Your algorithm actually isn't that bad if the graph is sparse, and it has the advantage of simplicity.

For denser graphs, it is exponential, and you can do better if you are willing to write the code for it. If you add a source node to the graph connected to all the "left" nodes, and a sink connected to all the "right" nodes, and assign capacity 1 to all edges including the new ones, then the maximum network flow from source to sink is equal to SIZE if and only if there's a one-to-one pairing. If you use an algorithm such as Ford-Fulkurson to calculate the flow, each loop will connect an additional pair of nodes, rearranging existing connections as needed to make that happen, until it's no longer possible. Runtime will be within SIZE^3.

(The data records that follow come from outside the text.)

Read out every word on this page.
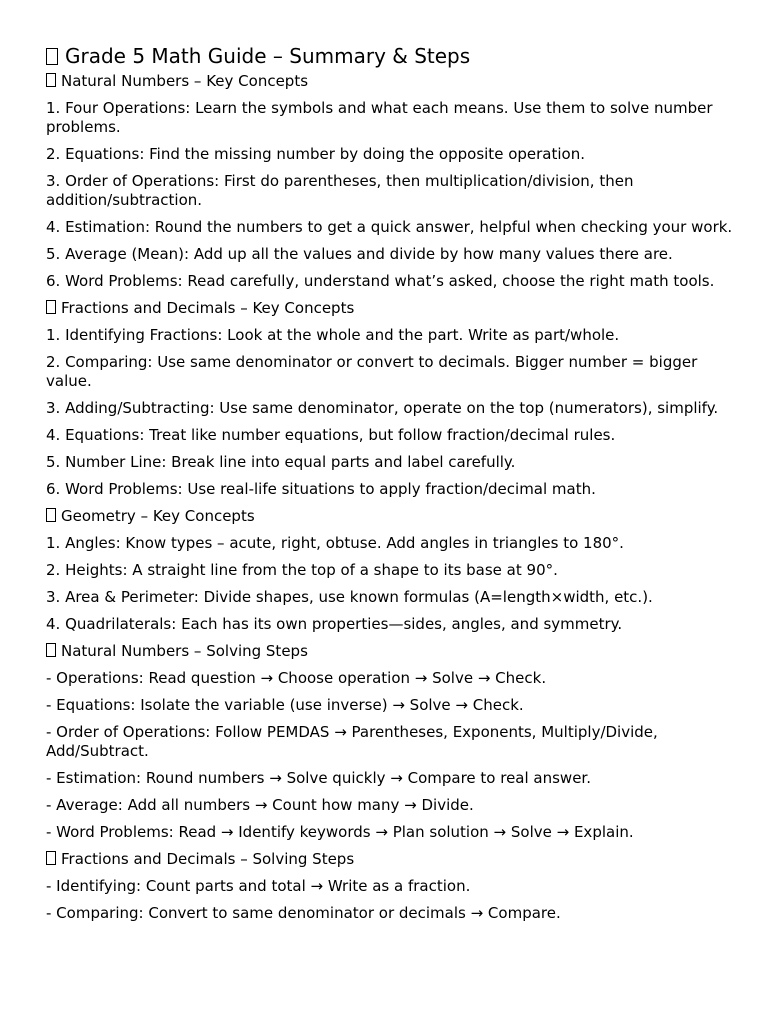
Grade 5 Math Guide – Summary & Steps
Natural Numbers – Key Concepts
1. Four Operations: Learn the symbols and what each means. Use them to solve number problems.
2. Equations: Find the missing number by doing the opposite operation.
3. Order of Operations: First do parentheses, then multiplication/division, then addition/subtraction.
4. Estimation: Round the numbers to get a quick answer, helpful when checking your work.
5. Average (Mean): Add up all the values and divide by how many values there are.
6. Word Problems: Read carefully, understand what’s asked, choose the right math tools.
Fractions and Decimals – Key Concepts
1. Identifying Fractions: Look at the whole and the part. Write as part/whole.
2. Comparing: Use same denominator or convert to decimals. Bigger number = bigger value.
3. Adding/Subtracting: Use same denominator, operate on the top (numerators), simplify.
4. Equations: Treat like number equations, but follow fraction/decimal rules.
5. Number Line: Break line into equal parts and label carefully.
6. Word Problems: Use real-life situations to apply fraction/decimal math.
Geometry – Key Concepts
1. Angles: Know types – acute, right, obtuse. Add angles in triangles to 180°.
2. Heights: A straight line from the top of a shape to its base at 90°.
3. Area & Perimeter: Divide shapes, use known formulas (A=length×width, etc.).
4. Quadrilaterals: Each has its own properties—sides, angles, and symmetry.
Natural Numbers – Solving Steps
- Operations: Read question → Choose operation → Solve → Check.
- Equations: Isolate the variable (use inverse) → Solve → Check.
- Order of Operations: Follow PEMDAS → Parentheses, Exponents, Multiply/Divide, Add/Subtract.
- Estimation: Round numbers → Solve quickly → Compare to real answer.
- Average: Add all numbers → Count how many → Divide.
- Word Problems: Read → Identify keywords → Plan solution → Solve → Explain.
Fractions and Decimals – Solving Steps
- Identifying: Count parts and total → Write as a fraction.
- Comparing: Convert to same denominator or decimals → Compare.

This can also be implemented directly in terms of the bipartite graph representation and rearranging pairs of matches around, but I find it's easiest to understand if you build it as a network flow implementation to start and then refactor back from there. See the "Maximum matchings in bipartite graphs" section of the Wikipedia page on graph matching problems for info on the slightly-more-general problem if finding a maximal number of matched pairs in a bipartite graph, which is what the flow-based solution actually solves.

If you REALLY want speed, at a look at Hopcroft-Kamp which I have yet to implement and am just now reading about myself. The page linked states it has a worst case (in this example) of SIZE^(5/2) and is as good or better at optimizing for sparse graphs as Ford-Fulkerson.